All these practices  free up energy for greater focus and control. Heart/Cardio/Strength Clear the heart:  Admit wrongdoing to anyone you have wronged.  Forgive other people of any wrongs committed in the past.  Get into good standing with authority and peers. Let the heart rest in a state of passive obedience to authority.   Let go of or reveal any secrets that weigh on the conscience and eat up mental energy by creating thoughts of justification (If it is safe to do so.  If any secret or wrong doing seems unsafe to reveal, talk to a trusted elder or authority who is not entangled in the situation. If possible try and place yourself under wise authority figures. If not possible, remain obedient while attempting to inspire wisdom in those over you).

These practices reduce constriction in the heart and lungs and allow for greater blood flow, strength, and endurance. Relax as much as possible.  Throughout the day, focus on the feeling of weight and water in the body, let the mind go slack and create an experience of resting being.  It is a feeling of falling or resting into the heart or into the belly. Experience gravity as a constant flowing and falling current. Use this current like a sail boat uses head wind to fuel your actions as much as possible. Observe the area of your heart with the same blank openness with which you look at a movie or computer screen. Do this as much as you have time for. Try to relax any denial about reality.  Accept how things are, that it is ok for them to be that way, and accept that they can change - both good things and bad things.  Not in a lazy way, but in a way that increases clarity for action(or non action, as things will change even if you do nothing).

Listen to and encourage other people.  Be aware of right and wrong and choose right, but do not judge yourself or others or feel better or worse than anyone.

These practices increase clarity, centeredness, and precision of movement.   Body Diet:  Avoid eating for pleasure or anything that causes guilt or shame.  Only eat for nutrition.
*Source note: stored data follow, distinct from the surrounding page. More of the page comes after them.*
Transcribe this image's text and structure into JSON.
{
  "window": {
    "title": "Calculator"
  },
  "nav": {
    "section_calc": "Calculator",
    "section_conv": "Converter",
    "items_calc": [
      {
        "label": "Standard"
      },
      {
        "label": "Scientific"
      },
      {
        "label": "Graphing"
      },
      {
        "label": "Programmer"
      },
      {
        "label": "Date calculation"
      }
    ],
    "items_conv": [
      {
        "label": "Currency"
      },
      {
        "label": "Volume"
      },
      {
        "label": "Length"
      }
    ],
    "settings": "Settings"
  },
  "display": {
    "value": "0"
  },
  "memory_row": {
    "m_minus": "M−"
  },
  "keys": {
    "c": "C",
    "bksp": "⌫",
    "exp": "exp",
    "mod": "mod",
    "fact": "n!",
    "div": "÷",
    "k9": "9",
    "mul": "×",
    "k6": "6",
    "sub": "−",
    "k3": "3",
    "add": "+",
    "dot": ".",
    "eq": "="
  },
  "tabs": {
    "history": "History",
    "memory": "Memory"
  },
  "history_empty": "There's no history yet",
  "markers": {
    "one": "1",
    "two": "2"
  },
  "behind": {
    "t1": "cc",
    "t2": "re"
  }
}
Eat to 80% full and stop. Reduce the intake of processed or man made foods to a minimum.  Avoid sugar entirely(The Weston A. Price foundation seems to have the most reasonable and evidence based dietary guidelines and I’ve seen many people become very healthy following their guidelines) Relaxation and tension:  Every day, move every joint in the body through its full range of motion 10-50 times, simply noticing what the range of motion is and what the joint is able to do. Every day contract and relax every area of the body 10 - 20 times.  Try to be fluid with the impulses to contract, play with moving them from side to side, front to back, and from high elevation to low elevation. Be total with the impulse to relax(which feels like an opening, dissolving, or yawning). Notice what the range of relaxation and tension is for each area of the body. If it is tight, work on opening it, if it seems too lax, work on generating tension.

Stretch regularly -  Find a position that lets you feel tension in the body and simply notice it with no reaction and no agenda. Do not actually try to directly stretch or mechanically lengthen the tight tissue. Stretch just enough to engage and feel the tension in the body.  Tension in contact with an empty mind will dissolve on its own. You can sometimes experience success at this by imagining the tension dissolving into the water of the body or similar visualizations.   Alignment -  When standing or sitting, the abdomen, chest cavity, and head should all feel balanced on top of each other like 3 stacked water balloons filled with water that is slightly attracted to the water in the other balloons like a magnet.   If the stack has to tip over or lean in any direction, increase the feeling of magnetic attraction between the balloons to maintain the same feeling of balance, attraction, and connection as when standing or sitting.  

These practices reduce inflammation and injury and increase energy levels.